Article initialement paru dans le Focus du 18 mars.

Habituellement, la visite sur chantier requiert de faire preuve d’une bonne dose d’imagination. Dans le cas du Mima, l’exercice s’avère plus facile que prévu. Tout se passe comme si les huit salles des anciennes brasseries Belle-Vue attendaient cette réaffectation depuis toujours. On n’a aucune peine à se représenter les oeuvres de Maya Hayuk, Swoon, Momo et Faile prendre place au coeur des 800 m² d’exposition. Ceci, à la faveur de City Lights, l’événement qui essuiera les plâtres dès le 15 avril. C’est Raphaël Cruyt -galeriste et initiateur du projet en compagnie d’Alice van den Abeele, Florence et Michel de Launoit- qui emmène à travers les lieux résonant des coups de marteau des ouvriers. D’un pas sûr, il se faufile à travers les méandres labyrinthiques de ce bâtiment qui se décline sur quatre étages. Après le rez-de-chaussée qui fera place à un restaurant et une billetterie, celui qui dirige la galerie Alice invite à imaginer l’espace muséal. « La première salle que traverseront les visiteurs sera dédiée à la projection de films vidéo, les images en mouvement sont un excellent outil pour faire comprendre les arts plastiques », explique l’intéressé.
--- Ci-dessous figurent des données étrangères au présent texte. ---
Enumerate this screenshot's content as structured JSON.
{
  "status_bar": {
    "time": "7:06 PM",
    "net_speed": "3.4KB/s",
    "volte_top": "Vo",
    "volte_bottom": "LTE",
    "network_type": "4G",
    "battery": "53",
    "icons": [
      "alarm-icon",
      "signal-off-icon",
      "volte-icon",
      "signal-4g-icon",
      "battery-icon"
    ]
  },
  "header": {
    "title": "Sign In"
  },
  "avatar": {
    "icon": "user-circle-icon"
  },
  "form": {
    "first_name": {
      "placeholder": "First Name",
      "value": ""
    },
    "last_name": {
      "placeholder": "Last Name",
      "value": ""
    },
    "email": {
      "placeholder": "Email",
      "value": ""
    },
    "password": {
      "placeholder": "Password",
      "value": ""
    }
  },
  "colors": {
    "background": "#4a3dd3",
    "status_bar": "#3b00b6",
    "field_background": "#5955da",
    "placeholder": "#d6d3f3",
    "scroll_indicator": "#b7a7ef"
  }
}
Tout le reste est consacré, sur trois niveaux, aux expositions temporaires, programmées au rythme de deux par an, et à la collection permanente. Les temps forts architecturaux? Sans hésiter, la salle dite Diamant, soit l’ancien lieu de fermentation de la gueuze. Pour la qualifier, Cruyt parle de Petite Sixtine, faisant allusion par là à la verticalité de l’espace qui invite le visiteur à lever la tête vers le haut. Cette sorte de « chapelle » dégageant une aura de sacralité s’apprête à accueillir une fresque « immersive, colorée et empathique » de Maya Hayuk (lire encadré). Autre moment marquant de la visite, la terrasse sur le toit qui offre une vue panoramique sur le canal. « Il faut s’imaginer que l’on se trouve ici face à ce qui était autrefois le croisement entre la Petite et la Grande Senne », précise Raphaël Cruyt pour restituer le passé glorieux (lire encadré) de cet édifice bien connu des Bruxellois.

Nouvelle typologie

Le Mima entend bien rompre avec le musée à la papa. Mais pas seulement. Il s’agit également d’en finir avec le hold-up que l’art dit « contemporain » a opéré sur la création plastique actuelle. Raphaël Cruyt détaille: « Aujourd’hui, quand on parle de l’art contemporain, on évoque le plus souvent le marché de l’art soumis à la spéculation et aux diktats commerciaux. En tant que galeristes, nous avons pu observer cette mécanique, elle est absurde, nous n’y croyons plus. C’est celle qui préside aux foires dans lesquelles la valeur est produite de manière artificielle, en cercle fermé pour ainsi dire. Au Mima, nous cherchons à faire connaître une autre typologie d’artistes. Des artistes qui, grâce aux réseaux, travaillent avec une communauté derrière eux. Du coup, ils n’ont pas besoin du marché et des institutions, ils vivent dans les marges de ces circuits… malgré cela, ils jouissent d’une notoriété remarquable dans la société. Nous allons donc devoir être prospectifs et faire preuve de créativité pour imaginer une scénographie à la hauteur de cette culture 2.0 aux contours viraux. » Outre la première exposition qui donne la parole à cette génération de plasticiens DIY, la collection du Mima est emblématique en la matière. Acquise par les soins de trois collectionneurs qui n’en ont pas l’usufruit, elle convoque une série d’oeuvres passées entre les mailles du marché. Ainsi du peintre et illustrateur flamand Brecht Vandenbroucke, de l’artiste issu du graffiti Barry McGee ou encore de Fuzi UVTPK connu pour avoir développé son propre « ignorant style » et l’avoir transposé en tant que tatoueur sur de nombreux corps -entre autres ceux de Scarlett Johansson, Diplo ou du duo Justice. Point commun entre ces trois signatures? « Une approche décloisonnée, commente Raphaël Cruyt. Elle associe librement entre elles les cultures musicales, telles que le punk-rock, l’électro; le hip hop, le graphisme, l’art, qu’il s’agisse de cinéma, de performance ou de bande dessinée; ou encore les sports extrêmes ou les pratiques urbaines façon graffiti ou street art. »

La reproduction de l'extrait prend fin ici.